Os impressionantes números do desempenho do Brasil no campo do petróleo são bastante conhecidos. Mas uma coisa é lidar com estatísticas frias. Outra é testemunhar ao vivo a força da inteligência dos nossos irmãos brasileiros. A quantidade de conhecimentos acumulados naquele complexo engenho é fantástica.
Extrair petróleo do fundo do mar não é novidade. Muitos povos fazem isso há várias décadas. Mas perfurar um poço de 3.500 metros de profundidade, depois de vencida uma lâmina d'água de mais de mil metros, é uma obra que dá orgulho de ser brasileiro.
A complexidade da tarefa é reconhecida no mundo inteiro e os seus autores já foram justamente agraciados com a mais alta homenagem que se pode prestar à criatividade humana, que é a concessão do prêmio "Offshore Technology Conference Award".
Numa hora em que se fala tanto em Bolsa, juros, especulação e quebradeira, dá gosto ver milhares de talentosos funcionários cuidando daquilo que é mais fundamental para o funcionamento do lado real da economia -a energia.
Há menos de 20 anos, o Brasil gastava o correspondente a 80% de suas exportações para comprar petróleo.
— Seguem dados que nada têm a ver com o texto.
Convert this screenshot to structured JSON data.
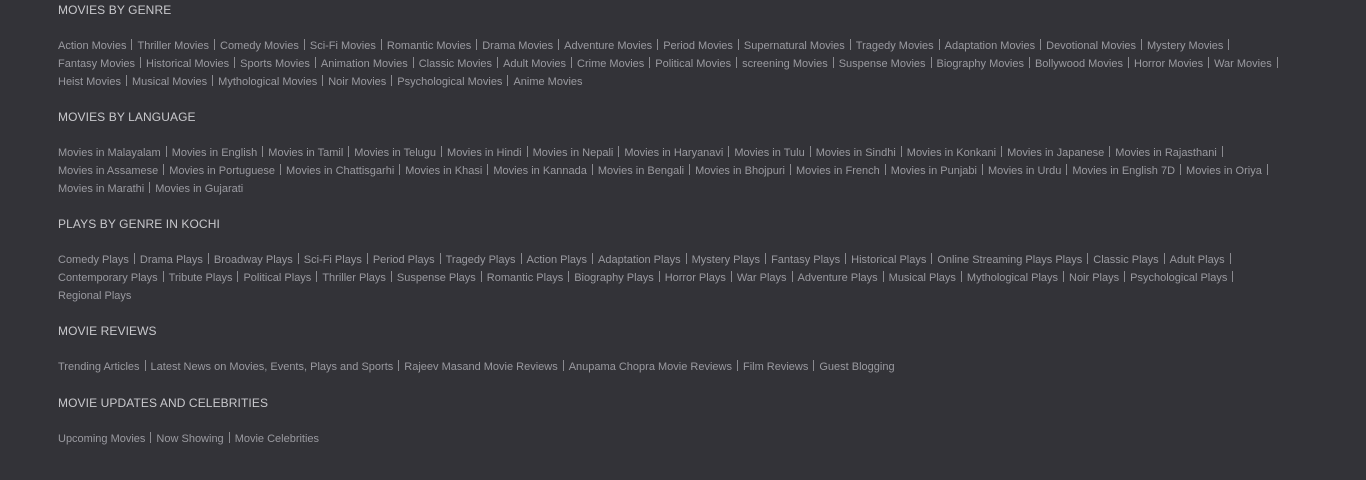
{
  "sections": [
    {
      "id": "sec-genre",
      "title": "MOVIES BY GENRE",
      "links": [
        "Action Movies",
        "Thriller Movies",
        "Comedy Movies",
        "Sci-Fi Movies",
        "Romantic Movies",
        "Drama Movies",
        "Adventure Movies",
        "Period Movies",
        "Supernatural Movies",
        "Tragedy Movies",
        "Adaptation Movies",
        "Devotional Movies",
        "Mystery Movies",
        "Fantasy Movies",
        "Historical Movies",
        "Sports Movies",
        "Animation Movies",
        "Classic Movies",
        "Adult Movies",
        "Crime Movies",
        "Political Movies",
        "screening Movies",
        "Suspense Movies",
        "Biography Movies",
        "Bollywood Movies",
        "Horror Movies",
        "War Movies",
        "Heist Movies",
        "Musical Movies",
        "Mythological Movies",
        "Noir Movies",
        "Psychological Movies",
        "Anime Movies"
      ]
    },
    {
      "id": "sec-language",
      "title": "MOVIES BY LANGUAGE",
      "links": [
        "Movies in Malayalam",
        "Movies in English",
        "Movies in Tamil",
        "Movies in Telugu",
        "Movies in Hindi",
        "Movies in Nepali",
        "Movies in Haryanavi",
        "Movies in Tulu",
        "Movies in Sindhi",
        "Movies in Konkani",
        "Movies in Japanese",
        "Movies in Rajasthani",
        "Movies in Assamese",
        "Movies in Portuguese",
        "Movies in Chattisgarhi",
        "Movies in Khasi",
        "Movies in Kannada",
        "Movies in Bengali",
        "Movies in Bhojpuri",
        "Movies in French",
        "Movies in Punjabi",
        "Movies in Urdu",
        "Movies in English 7D",
        "Movies in Oriya",
        "Movies in Marathi",
        "Movies in Gujarati"
      ]
    },
    {
      "id": "sec-plays",
      "title": "PLAYS BY GENRE IN KOCHI",
      "links": [
        "Comedy Plays",
        "Drama Plays",
        "Broadway Plays",
        "Sci-Fi Plays",
        "Period Plays",
        "Tragedy Plays",
        "Action Plays",
        "Adaptation Plays",
        "Mystery Plays",
        "Fantasy Plays",
        "Historical Plays",
        "Online Streaming Plays Plays",
        "Classic Plays",
        "Adult Plays",
        "Contemporary Plays",
        "Tribute Plays",
        "Political Plays",
        "Thriller Plays",
        "Suspense Plays",
        "Romantic Plays",
        "Biography Plays",
        "Horror Plays",
        "War Plays",
        "Adventure Plays",
        "Musical Plays",
        "Mythological Plays",
        "Noir Plays",
        "Psychological Plays",
        "Regional Plays"
      ]
    },
    {
      "id": "sec-reviews",
      "title": "MOVIE REVIEWS",
      "links": [
        "Trending Articles",
        "Latest News on Movies, Events, Plays and Sports",
        "Rajeev Masand Movie Reviews",
        "Anupama Chopra Movie Reviews",
        "Film Reviews",
        "Guest Blogging"
      ]
    },
    {
      "id": "sec-updates",
      "title": "MOVIE UPDATES AND CELEBRITIES",
      "links": [
        "Upcoming Movies",
        "Now Showing",
        "Movie Celebrities"
      ]
    }
  ]
}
Hoje, gasta menos de 5%. Isso não ocorreu por milagre. Ao contrário, foi fruto de muita pesquisa e uma enorme competência profissional -sem contar, é claro, os milhões de horas de trabalho, realizadas dia a noite, para fazer saltar a produção diária de petróleo de 300 mil barris, em 1975, para mais de 1 milhão, em 1998. Em poucos anos, com a abertura dos campos de Roncador, produziremos mais 200 mil barris por dia.
Nada disso seria impressionante se as facilidades de extração de petróleo no Brasil fossem correspondentes às do Oriente Médio, onde o ouro negro está praticamente na superfície da terra ou após lâminas d'água de 200 metros. No Brasil, a natureza nos obriga a mergulhar fundo no mar e a montar plataformas e poços que custam perto de US$ 1 bilhão para extrair 100 mil barris por dia.
A engenharia brasileira está de parabéns. Cerca de 70% do nosso petróleo vem do mar. Os que ali laboram merecem o nosso respeito. São pessoas que trabalham em cima de um engenho de alta tecnologia durante 15 dias seguidos, isolados no mar, e com a enorme responsabilidade de garantir fornecimento, segurança, limpeza e proteção ecológica.
Gostei muito do que vi. Se as condições de acesso não fossem tão difíceis, seria tentado a sugerir que todas as nossas crianças e adolescentes passassem por lá para testemunhar o talento dos nossos pesquisadores e a garra dos nossos trabalhadores. Foi pena que, na recente visita do presidente Clinton ao Brasil, o cerimonial tenha preferido levá-lo à escola de samba da Mangueira em lugar de conduzi-lo à bacia de Campos, para ali constatar um pouco da competência brasileira.


Antonio Ermírio de Moraes escreve aos domingos nesta coluna.